Geochemical and mineralogical impacts of sulfuric acid on clays between pH 5.0 and -3.0

Abstract

Natural and constructed clay liners are routinely used to contain waste and wastewater. The impact of acidic solutions on the geochemistry and mineralogy of clays has been widely investigated in relation to acid mine drainage systems at pH > 1.0. The impact of sulfuric acid leachate characterized by pH < 1.0, including potentially negative pH values on the geochemistry and mineralogy of clays is, however, not clear. To address this deficiency a series of batch and diffusion cell studies, investigating the geochemical and mineralogical impacts of H2SO4 solutions (pH 5.0 to -3.0), were conducted on three mineralogically distinct clays (Kc, Km, and BK). Batch testing was conducted at seven pH treatments (5.0, 3.0, 1.0, 0.0, -1.0, -2.0 and -3.0) using standardized sulfuric acid solutions for four exposure periods (14, 90, 180, and 365 d). Aqueous geochemical, XRD, and Si and Al XANES analyses showed: increased dissolution of aluminosilicates with decreasing pH and increasing exposure period; preferential dissolution of aluminosilicate Al-octahedral layers relative to Si-tetrahedral layers; formation of an amorphous silica-like phase that was confined to the surface layer of the altered clay samples at pH ≤ 0.0 and t ≥ 90 d; and precipitation of anhydrite and a Al-SO4-rich phase (pH ≤ -1.0, t ≥ 90 d).
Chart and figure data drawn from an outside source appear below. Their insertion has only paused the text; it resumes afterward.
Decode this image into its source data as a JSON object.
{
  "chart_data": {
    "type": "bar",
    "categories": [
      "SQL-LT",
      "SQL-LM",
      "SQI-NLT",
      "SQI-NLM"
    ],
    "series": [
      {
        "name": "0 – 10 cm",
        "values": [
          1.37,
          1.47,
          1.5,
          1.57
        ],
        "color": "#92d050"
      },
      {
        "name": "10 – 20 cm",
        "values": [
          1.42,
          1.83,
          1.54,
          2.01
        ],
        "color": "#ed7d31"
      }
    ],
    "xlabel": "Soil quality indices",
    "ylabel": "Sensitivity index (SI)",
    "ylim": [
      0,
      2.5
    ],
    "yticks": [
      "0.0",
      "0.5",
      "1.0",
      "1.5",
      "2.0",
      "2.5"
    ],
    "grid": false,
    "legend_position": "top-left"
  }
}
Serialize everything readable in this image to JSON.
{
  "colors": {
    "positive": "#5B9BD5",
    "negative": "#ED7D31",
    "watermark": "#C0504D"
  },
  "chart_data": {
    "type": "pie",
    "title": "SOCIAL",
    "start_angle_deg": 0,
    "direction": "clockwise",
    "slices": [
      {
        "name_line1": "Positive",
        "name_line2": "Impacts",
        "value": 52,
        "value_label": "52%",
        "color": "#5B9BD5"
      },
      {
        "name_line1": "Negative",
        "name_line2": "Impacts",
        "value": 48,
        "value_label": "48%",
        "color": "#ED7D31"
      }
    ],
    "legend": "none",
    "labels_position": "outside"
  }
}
The diffusive transport of H2SO4 (pH =1.0, -1.0, and -3.0) through the Kc and Km clays for 216 d was examined using single reservoir, constant concentration, diffusion cells. The diffusive transport of H+ within the cells was modeled using 1-D transport models that assumed no absorption, linear absorption, and non-linear absorption of H+. The absorption isotherms were calculated from the pH 5.0, 3.0, and 1.0 batch experiment results, which were assumed representative of H+ absorption at pH < 1.0. However, model results indicated that the batch test results can not account for the observed H+ consumption in all cells and greatly underestimate the amount of H+ consumption in the pH -1.0 and -3.0. In the Kc and Km diffusion cells, above-background Ca, Al, Fe, and Si aqueous concentrations were associated with depth intervals characterized by decreased pH values. Respective peak concentrations of 325, 403, 176, 11.7, and 1.38 x 10³ μmol g-1 (Kc) and 32.4, 426, 199, 7.2, and 1.22 x 10³ μmol g-1 (Km) were measured in the pH -3.0 cells. XRD results showed that the elevated concentrations corresponded to the loss of carbonates and montmorillonite peaks and decreased peak intensities for illite and kaolinite in depth intervals with pH ≤ 1.0, in the Kc and Km pH -1.0 and -3.0 cells. The combined results of these studies indicated that the long-term diffusion of H2SO4 through clays at pH < 1.0 will result in a large amount of primary phase dissolution; however, this will be accompanied by precipitation of soluble Ca and Al sulfate salts and amorphous silica, especially at pH ≤ 0.0. Additionally, the presence of even a small amount of carbonate will serve to greatly buffer the diffusive transport of H2SO4 through clays, even at a source pH of -3.0.